A guy was sitting on the stairs of the entrance to the research station and I thought I give it try. I had an email conversation with Outi Terho the research station’s leader about the likelihood of polar bear encounters on my trip. I wrote about it before. I thought, albeit it is Sunday morning, I might meet her for a small chat on my trip and the observations I made on the glaciers.
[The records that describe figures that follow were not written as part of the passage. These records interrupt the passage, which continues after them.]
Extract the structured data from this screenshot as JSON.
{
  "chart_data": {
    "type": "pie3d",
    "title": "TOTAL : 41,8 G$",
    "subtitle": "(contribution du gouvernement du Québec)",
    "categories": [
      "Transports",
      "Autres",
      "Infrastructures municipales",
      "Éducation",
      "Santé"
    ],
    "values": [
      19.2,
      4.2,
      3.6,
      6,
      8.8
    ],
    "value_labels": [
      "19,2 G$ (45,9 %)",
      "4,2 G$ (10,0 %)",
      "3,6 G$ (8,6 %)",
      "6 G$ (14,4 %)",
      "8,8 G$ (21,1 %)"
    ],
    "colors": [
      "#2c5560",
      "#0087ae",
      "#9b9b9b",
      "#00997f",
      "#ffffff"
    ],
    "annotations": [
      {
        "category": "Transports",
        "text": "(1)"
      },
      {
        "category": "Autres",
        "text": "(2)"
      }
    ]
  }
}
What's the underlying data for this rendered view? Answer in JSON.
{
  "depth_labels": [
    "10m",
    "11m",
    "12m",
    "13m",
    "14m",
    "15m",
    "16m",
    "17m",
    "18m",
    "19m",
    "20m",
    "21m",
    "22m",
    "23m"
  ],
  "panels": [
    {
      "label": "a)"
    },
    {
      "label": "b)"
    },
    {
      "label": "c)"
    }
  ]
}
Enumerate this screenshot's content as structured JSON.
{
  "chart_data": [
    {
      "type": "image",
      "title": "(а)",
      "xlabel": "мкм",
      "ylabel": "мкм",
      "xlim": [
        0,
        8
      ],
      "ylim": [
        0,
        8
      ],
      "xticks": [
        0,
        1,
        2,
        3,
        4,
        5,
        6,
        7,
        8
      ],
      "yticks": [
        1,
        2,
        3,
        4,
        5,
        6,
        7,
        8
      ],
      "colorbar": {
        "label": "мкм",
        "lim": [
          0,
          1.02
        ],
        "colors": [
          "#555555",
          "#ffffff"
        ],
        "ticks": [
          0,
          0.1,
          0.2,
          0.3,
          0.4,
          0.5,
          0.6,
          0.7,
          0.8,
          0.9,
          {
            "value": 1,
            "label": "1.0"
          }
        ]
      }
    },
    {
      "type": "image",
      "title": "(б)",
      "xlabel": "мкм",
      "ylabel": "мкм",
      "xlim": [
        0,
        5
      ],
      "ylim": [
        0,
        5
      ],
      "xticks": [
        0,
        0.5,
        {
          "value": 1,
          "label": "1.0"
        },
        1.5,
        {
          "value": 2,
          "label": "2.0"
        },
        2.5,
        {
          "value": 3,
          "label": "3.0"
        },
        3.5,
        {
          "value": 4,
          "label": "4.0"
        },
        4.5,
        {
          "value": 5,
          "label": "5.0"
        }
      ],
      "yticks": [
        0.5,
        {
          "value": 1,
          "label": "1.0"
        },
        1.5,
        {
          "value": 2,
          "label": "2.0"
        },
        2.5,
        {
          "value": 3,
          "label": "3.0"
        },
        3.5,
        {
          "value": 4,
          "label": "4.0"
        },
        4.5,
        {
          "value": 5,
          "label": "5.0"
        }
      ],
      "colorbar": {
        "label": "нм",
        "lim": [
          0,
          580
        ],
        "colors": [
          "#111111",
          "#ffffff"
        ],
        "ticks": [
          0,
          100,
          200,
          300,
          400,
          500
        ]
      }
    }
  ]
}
Well, I had no luck in this respect, but funny enough, the guy I met on the stairs of the entrance to the research station was a South African biologist carrying out research on sleep cycles of marine mammals.
He was obviously by statue and appearance one of those more laid-back type of guys taking things in a very relaxed way. I sat down next to him on the stairs and started to chat with him about the kind of research he is doing and actually how he is carrying out his research. He told me some details about the sleep cycles of seals and that there different kinds of them differing in that some seals sleep with half their brain being awake at a time and some other seals sleep with both sides of the brain being in sleep-mode.
The way he is carrying out his research is that he pays local hunters to get him seals of which he takes away the brains for further studies. He said the local hunters were wondering, that he was not interested in any other parts of the seals and that they could keep the brain-removed remainders of the seals and even get some money for them. Unfortunately, he added, the first seals were without value for him. They got shot into their heads… In the meantime, he was taking life very laid-back enjoying the morning sun of beautiful Sunday in Qeqertarssuaq waiting for more dead seals to arrive.